You can put a supercomputer in a pizza box? DARPA wants to talk to you.

I found this via a tweet to a slashdot post pointing to an article at NetworkWorld (whew!). DARPA issued an RFI for its Ubiquitous High Performance Computing program last week, and this really does look like a DARPA hard problem.

The goal of the effort:

The goal of the envisioned UHPC program is to provide the revolutionary technology needed to meet the steadily increasing demands of DoD applications – from embedded to command center and expandable to high performance computing systems. This may be accomplished by developing highly parallel processing systems with significantly increased power efficiency, enabling ease of programming application development for the user, and resilient execution through all modes of system failure.

…The UHPC Program is seeking solutions that will explore the technologies and architectures required to enable the development of revolutionary computing architectures and systems and overcome “business as usual” advances. This can only be achieved via dedicated investment, hardware-software co-design, integrated design techniques, and continuous innovation. Since a high degree of innovation will be a critical element throughout the UHPC program and heavily weighted in all program evaluations, it should be an important consideration in team formation. The goals of the program are to explore, develop, and prototype a UHPC system, applicable to all DoD computer systems. It is assumed that architectural designs developed under this program will be applicable to systems ranging from embedded terascale systems up through at least single cabinet petascale configurations.

And a quote truly after my own heart

Current processing systems are grossly power-inefficient and typically deliver only a small fraction of peak performance.

From the list of things the program is interested in looking at, it seems like they are taking a smart path to getting to their very lofty goals (more in a moment)

To address these concerns the UHPC program will pursue, but will not be limited to: 1 co-development and optimization of ExtremeScale architectures and applications, programming models, and tools – the critical co-design of hardware and software; 2 low-energy architectures and protocols for logic, memory, data access, and data transport; 3 concurrency management and efficient use of massively parallel resources; 4 locality-aware architectures to reduce data movement; 5 self-aware and learning capabilities to manage real-time performance and resource optimization; 6 coordinated development of resiliency techniques (including detection and correction, fail-in-place self-healing, and learning) 7 security; and 8 physical packaging and thermal issues. UHPC is seeking solutions to break through current performance limitations and increase achievable performance, power efficiency, and system reliability for in field embedded through advanced intelligence analysis applications.

In that list I resonate most with co-development of hardware and software, and the locality-aware architectures piece (which is reminiscent of Sun’s original DARPA HPCS proposal). So, about those goals, here are a couple

New system-wide technology approaches specifically including hardware and software co-design to minimize energy dissipation per operation and maximize energy efficiency, with a 50GFLOPS per watt goal, without sacrificing scalability to ultra-high performance DoD applications – efficiency.
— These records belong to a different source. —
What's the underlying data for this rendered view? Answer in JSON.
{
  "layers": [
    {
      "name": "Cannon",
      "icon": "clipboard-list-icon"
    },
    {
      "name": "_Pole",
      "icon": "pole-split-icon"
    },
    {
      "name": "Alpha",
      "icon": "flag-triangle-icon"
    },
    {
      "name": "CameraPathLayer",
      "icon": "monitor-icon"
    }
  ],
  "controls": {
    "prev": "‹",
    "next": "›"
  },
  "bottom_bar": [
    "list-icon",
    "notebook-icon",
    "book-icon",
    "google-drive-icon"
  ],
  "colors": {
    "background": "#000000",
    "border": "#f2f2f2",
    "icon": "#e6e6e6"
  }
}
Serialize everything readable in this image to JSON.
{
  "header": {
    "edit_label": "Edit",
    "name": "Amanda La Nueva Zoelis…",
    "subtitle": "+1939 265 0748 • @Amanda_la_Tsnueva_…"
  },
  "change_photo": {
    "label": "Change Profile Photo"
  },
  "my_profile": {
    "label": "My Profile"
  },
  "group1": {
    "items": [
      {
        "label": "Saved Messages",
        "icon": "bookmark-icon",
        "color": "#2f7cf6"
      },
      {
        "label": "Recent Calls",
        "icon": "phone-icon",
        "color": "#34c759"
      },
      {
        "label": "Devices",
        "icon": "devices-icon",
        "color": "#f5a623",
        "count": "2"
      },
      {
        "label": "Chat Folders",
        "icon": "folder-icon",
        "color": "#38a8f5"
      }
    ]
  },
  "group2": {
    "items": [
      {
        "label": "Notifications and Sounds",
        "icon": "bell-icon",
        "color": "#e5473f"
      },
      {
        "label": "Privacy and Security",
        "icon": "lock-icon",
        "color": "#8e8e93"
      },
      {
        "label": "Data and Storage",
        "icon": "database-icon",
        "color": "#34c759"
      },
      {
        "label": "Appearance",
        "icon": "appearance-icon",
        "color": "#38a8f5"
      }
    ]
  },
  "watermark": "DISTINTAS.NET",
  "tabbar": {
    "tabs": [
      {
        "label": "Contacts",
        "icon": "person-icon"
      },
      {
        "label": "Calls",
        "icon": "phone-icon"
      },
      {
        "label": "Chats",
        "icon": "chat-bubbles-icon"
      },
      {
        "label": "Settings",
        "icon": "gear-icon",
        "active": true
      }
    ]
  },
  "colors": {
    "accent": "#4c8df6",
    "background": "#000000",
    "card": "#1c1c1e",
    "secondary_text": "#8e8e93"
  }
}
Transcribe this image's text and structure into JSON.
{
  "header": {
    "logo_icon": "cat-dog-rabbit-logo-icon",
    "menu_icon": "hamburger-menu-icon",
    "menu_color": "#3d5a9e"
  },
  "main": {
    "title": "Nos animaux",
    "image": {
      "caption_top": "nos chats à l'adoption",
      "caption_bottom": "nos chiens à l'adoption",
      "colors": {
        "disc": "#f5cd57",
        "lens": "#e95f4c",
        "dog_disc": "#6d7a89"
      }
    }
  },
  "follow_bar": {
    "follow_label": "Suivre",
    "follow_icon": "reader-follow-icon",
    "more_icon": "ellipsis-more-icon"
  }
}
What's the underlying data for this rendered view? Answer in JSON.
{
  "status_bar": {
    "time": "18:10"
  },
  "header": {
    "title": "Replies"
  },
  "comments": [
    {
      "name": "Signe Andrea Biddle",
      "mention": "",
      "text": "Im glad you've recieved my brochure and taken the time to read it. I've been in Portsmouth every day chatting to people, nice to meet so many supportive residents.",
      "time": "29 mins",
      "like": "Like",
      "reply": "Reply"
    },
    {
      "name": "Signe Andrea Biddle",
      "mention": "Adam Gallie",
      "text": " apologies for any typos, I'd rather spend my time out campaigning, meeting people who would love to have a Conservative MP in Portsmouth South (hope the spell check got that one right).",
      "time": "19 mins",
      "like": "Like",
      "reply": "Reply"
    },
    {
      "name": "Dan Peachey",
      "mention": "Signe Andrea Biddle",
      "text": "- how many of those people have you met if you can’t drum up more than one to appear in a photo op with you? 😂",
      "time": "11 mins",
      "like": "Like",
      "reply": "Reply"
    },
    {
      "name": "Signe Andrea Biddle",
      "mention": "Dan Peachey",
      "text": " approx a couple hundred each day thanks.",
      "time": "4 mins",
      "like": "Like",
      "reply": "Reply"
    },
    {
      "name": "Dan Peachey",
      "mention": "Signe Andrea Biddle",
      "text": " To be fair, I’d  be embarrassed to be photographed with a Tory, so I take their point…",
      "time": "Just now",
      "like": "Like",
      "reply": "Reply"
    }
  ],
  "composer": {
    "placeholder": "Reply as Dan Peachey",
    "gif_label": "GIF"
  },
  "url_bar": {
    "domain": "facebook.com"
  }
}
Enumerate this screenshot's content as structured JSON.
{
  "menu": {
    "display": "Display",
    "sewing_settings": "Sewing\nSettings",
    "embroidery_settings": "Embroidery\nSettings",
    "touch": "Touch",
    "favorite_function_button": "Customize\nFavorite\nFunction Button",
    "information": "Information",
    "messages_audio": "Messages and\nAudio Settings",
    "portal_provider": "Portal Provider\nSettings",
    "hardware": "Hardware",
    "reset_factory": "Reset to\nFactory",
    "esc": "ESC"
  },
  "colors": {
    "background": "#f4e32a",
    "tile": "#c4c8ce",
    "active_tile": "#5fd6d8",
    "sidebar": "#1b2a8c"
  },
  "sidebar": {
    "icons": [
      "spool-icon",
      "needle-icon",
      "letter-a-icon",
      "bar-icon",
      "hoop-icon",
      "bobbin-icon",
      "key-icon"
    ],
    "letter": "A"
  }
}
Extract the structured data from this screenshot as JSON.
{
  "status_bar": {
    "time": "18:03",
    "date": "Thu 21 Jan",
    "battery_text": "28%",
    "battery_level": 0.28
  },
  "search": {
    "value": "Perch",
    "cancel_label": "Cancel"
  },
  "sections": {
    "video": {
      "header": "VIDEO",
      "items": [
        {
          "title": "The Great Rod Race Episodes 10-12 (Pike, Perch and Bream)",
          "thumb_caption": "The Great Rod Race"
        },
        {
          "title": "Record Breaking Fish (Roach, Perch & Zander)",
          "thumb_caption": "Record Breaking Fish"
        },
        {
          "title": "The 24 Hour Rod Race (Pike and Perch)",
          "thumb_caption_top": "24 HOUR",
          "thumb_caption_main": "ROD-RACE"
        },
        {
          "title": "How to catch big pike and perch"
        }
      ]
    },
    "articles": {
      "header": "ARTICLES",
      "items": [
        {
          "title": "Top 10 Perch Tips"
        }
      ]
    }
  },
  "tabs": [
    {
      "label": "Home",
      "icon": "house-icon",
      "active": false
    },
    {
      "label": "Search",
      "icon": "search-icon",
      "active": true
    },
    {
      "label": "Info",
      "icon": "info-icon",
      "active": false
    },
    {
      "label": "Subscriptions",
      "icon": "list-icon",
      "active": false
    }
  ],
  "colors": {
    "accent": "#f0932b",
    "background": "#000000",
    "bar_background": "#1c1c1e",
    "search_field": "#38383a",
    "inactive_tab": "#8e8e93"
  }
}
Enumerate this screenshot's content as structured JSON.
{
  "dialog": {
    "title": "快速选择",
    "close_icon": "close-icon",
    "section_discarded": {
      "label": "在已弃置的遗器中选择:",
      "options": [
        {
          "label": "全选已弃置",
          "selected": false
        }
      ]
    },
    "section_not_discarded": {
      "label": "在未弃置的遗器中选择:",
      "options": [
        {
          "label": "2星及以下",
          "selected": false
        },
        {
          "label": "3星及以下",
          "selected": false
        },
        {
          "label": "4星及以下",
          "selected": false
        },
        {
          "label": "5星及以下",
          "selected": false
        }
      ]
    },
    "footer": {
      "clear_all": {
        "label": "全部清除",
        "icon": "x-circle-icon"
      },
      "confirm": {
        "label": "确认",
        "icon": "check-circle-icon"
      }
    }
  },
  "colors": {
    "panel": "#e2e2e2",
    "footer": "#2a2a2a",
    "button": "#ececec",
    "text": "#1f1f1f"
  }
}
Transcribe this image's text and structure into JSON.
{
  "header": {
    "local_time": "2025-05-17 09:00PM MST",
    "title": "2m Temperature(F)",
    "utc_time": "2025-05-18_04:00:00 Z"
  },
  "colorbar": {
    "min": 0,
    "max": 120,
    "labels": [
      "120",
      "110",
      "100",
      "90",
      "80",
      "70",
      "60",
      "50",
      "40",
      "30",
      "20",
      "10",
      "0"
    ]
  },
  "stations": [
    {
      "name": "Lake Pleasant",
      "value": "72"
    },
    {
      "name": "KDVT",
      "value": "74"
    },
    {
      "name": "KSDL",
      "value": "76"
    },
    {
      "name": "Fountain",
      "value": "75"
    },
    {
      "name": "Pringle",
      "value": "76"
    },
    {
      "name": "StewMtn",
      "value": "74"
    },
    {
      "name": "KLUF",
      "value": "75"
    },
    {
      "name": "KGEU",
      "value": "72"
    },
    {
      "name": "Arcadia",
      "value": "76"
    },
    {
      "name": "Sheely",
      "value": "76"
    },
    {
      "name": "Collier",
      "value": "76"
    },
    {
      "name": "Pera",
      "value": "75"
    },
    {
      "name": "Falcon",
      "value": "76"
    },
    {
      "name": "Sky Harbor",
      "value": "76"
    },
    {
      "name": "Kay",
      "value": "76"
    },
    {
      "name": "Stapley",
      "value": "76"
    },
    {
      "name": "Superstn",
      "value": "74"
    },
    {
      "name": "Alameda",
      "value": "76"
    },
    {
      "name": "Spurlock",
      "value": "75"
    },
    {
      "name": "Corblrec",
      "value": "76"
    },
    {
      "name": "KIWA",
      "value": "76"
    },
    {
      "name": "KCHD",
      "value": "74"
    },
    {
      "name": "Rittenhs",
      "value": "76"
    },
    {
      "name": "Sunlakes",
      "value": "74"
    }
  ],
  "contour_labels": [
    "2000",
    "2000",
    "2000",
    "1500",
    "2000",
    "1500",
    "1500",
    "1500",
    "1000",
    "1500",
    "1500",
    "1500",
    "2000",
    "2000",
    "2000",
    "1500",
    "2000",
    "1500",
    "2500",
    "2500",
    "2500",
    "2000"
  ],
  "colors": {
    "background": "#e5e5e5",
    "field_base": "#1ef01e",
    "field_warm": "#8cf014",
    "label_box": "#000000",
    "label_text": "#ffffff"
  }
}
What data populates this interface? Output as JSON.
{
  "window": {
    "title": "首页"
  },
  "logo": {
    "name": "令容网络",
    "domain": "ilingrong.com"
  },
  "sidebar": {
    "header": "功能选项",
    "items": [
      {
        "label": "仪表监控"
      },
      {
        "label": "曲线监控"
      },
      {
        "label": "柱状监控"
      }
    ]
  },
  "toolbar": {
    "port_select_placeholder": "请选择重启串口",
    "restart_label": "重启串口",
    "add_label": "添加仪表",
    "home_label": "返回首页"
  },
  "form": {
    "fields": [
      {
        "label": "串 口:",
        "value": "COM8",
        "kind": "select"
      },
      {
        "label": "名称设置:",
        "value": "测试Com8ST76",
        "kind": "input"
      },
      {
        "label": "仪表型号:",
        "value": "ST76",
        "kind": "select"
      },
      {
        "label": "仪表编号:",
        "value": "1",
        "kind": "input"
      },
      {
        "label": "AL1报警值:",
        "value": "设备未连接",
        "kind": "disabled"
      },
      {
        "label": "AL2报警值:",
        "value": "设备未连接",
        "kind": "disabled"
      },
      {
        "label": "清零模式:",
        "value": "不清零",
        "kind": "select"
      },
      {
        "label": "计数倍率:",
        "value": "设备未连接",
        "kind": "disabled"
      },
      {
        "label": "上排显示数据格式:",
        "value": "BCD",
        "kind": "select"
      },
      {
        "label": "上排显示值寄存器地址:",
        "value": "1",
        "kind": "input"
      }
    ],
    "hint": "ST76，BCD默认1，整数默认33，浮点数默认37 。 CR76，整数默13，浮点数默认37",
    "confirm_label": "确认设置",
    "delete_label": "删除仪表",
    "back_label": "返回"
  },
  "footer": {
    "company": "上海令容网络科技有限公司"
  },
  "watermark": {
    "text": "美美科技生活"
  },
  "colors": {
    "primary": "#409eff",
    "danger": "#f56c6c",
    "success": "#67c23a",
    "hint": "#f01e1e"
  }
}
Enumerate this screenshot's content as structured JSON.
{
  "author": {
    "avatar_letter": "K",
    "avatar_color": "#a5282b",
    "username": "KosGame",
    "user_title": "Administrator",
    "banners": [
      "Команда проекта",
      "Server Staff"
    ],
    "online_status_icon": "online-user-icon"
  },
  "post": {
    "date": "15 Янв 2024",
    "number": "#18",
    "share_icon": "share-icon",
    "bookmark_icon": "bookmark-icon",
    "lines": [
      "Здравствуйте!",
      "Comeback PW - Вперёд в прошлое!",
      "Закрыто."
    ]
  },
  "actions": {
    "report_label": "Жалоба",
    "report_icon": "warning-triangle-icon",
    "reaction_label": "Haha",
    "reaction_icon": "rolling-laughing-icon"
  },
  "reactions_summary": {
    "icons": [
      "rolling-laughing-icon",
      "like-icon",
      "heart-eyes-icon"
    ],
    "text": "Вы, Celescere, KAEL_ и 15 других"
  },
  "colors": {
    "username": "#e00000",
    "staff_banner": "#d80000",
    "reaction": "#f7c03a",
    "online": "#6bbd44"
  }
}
Develop new technologies and execution models that do not require application programmers to explicitly manage system complexity, in terms of architectural attributes with respect to data locality and concurrency, to achieve their performance and time to solution goals – programmability.

Develop technology that will manage hardware and software concurrency, minimizing overhead

Jiminy Christmas, Batman. 50 GLOPS/w is a big jump. The top system on the Green500 is at .5 GLOPS/w today (IBM BladeCenter QS22 clusters). There is hope, though: according to this Wikipedia article, Intel’s 80-core Terascale chip got to 16 GLOPS/w, but then it wasn’t actually usable for computation.

I think this is pretty exciting, and the kind of thing the government is actually supposed to think more about. If anyone is putting a team together, I’m interested.

Comments

  1. Isn’t that a bit contradictory to note that current systems “deliver only a small fraction of peak” and then specify the goals in terms of theoretical, never-to-be-achieved peak flops per watt. How about specfprate(base) or specintrate(base) per watt?

  2. Your posting included the following RFI:

    “Develop new technologies and execution models that do not require application programmers to explicitly manage system complexity, in terms of architectural attributes with respect to data locality and concurrency, to achieve their performance and time to solution goals – programmability.”

    The DARPA HPCS program is (was?) funding development of two new HPCS programming languages – one by Cray and one by IBM – with goals that sounded awfully similar to the above.

    Does this mean DARPA (or the vendors) have given up on these HPCS language projects? Or is DARPA just throwing more tax money at the subject, in the hopes of getting something interesting? Despite any clear evidence that application developers are truly interested in rewriting their applications in any new language?